One can get lost in this work, sucked into its strange geometry and curious games with inner and outer surfaces, enclosure and imprisonment. But it also functions as a genial affront to the pavilion itself, a denial of its architecture and a shadow over its front door. The U.S. Pavilion opened in 1930, at the height of the popularity of Colonial revival architecture, when Colonial Williamsburg was being preserved and presented to the public as a fantasy of American origins, and just before the United States set out to build a resolutely classical memorial to Jefferson.

It is a brick structure, with two symmetrical wings, and a simple classical portico with white columns. It recalls Jefferson’s Monticello, which was based on the work of Andrea Palladio, a Renaissance architect who built two of Venice’s greatest churches and filled the surrounding countryside with elegant villas that have inspired architects for nearly half a millennium.

Like so much of Puryear’s work, this evocative assemblage doesn’t touch its subject in any literal or physical way. It lays no hands on the building itself, but the building is undone by the addition. The front door, behind which Heming’s column is displayed, is closed off, and the classical details of the facade are now seen through the perforations in Puryear’s screen. Art is often likened to a screen, or veil, or filter, through which we see the world differently. Puryear has taken the idea literally, and somehow transformed the dark associations of the Colonial architecture into something almost whimsical.

There was a gala dinner for Puryear during the opening of the Biennale, and it was full of billionaires and lesser mortals. When Puryear spoke to the crowd, one could sense an underlying shyness, or reticence, mixed with perfect clarity about what he wanted to say. “I had huge doubts about the enormous expense and scale of the project,” he said, wondering aloud about whether the investment in his vision was worth the cost. “It is very moving to feel like it was worthwhile,” he concluded.

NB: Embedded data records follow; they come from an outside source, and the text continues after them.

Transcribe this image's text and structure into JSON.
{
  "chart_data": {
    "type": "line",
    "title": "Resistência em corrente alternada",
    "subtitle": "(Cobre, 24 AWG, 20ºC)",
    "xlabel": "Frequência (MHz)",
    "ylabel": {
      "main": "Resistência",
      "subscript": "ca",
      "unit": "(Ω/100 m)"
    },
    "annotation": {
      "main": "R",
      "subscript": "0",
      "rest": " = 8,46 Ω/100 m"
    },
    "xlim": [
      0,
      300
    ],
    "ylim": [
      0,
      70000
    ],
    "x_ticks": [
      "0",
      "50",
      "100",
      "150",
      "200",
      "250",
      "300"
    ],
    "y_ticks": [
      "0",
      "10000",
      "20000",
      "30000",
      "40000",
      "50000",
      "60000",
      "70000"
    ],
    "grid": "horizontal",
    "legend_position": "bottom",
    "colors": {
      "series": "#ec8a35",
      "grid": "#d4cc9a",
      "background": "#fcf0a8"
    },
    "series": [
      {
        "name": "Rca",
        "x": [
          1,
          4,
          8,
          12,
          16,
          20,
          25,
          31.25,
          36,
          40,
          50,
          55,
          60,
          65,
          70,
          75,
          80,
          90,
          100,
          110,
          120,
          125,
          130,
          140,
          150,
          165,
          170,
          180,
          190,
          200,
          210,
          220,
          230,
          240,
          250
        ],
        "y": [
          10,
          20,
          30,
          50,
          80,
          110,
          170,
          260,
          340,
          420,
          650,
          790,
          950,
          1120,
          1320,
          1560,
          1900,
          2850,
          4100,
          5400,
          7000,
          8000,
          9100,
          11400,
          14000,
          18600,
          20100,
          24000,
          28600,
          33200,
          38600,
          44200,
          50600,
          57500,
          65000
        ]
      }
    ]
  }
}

It was indeed worthwhile. The U.S. Pavilion is one of the sharpest and most moving in the biennale. But more than that, it will remind those who despair of America’s angry infantilism that we are a country of multiple voices, and a full range of temperaments. There are honest, clear-thinking artists who speak with insistent sincerity, who make work tempered and perfected in self-doubt and humility.

It is not uncommon for a national pavilion to be at odds with the country’s political leadership. In the pavilions of authoritarian countries one often finds paeans to dissent and individualism, acts of conscience and even direct rebukes to power. Authoritarians may be canny and have sharp instincts for self-preservation, but they are often stupid men, with closed minds and no capacity for thinking about art. The people who surround them are even worse, so no one in power notices that they have been shamed, publicly and explicitly, by art. It is curious and uncanny to see that the United States is now one of those countries.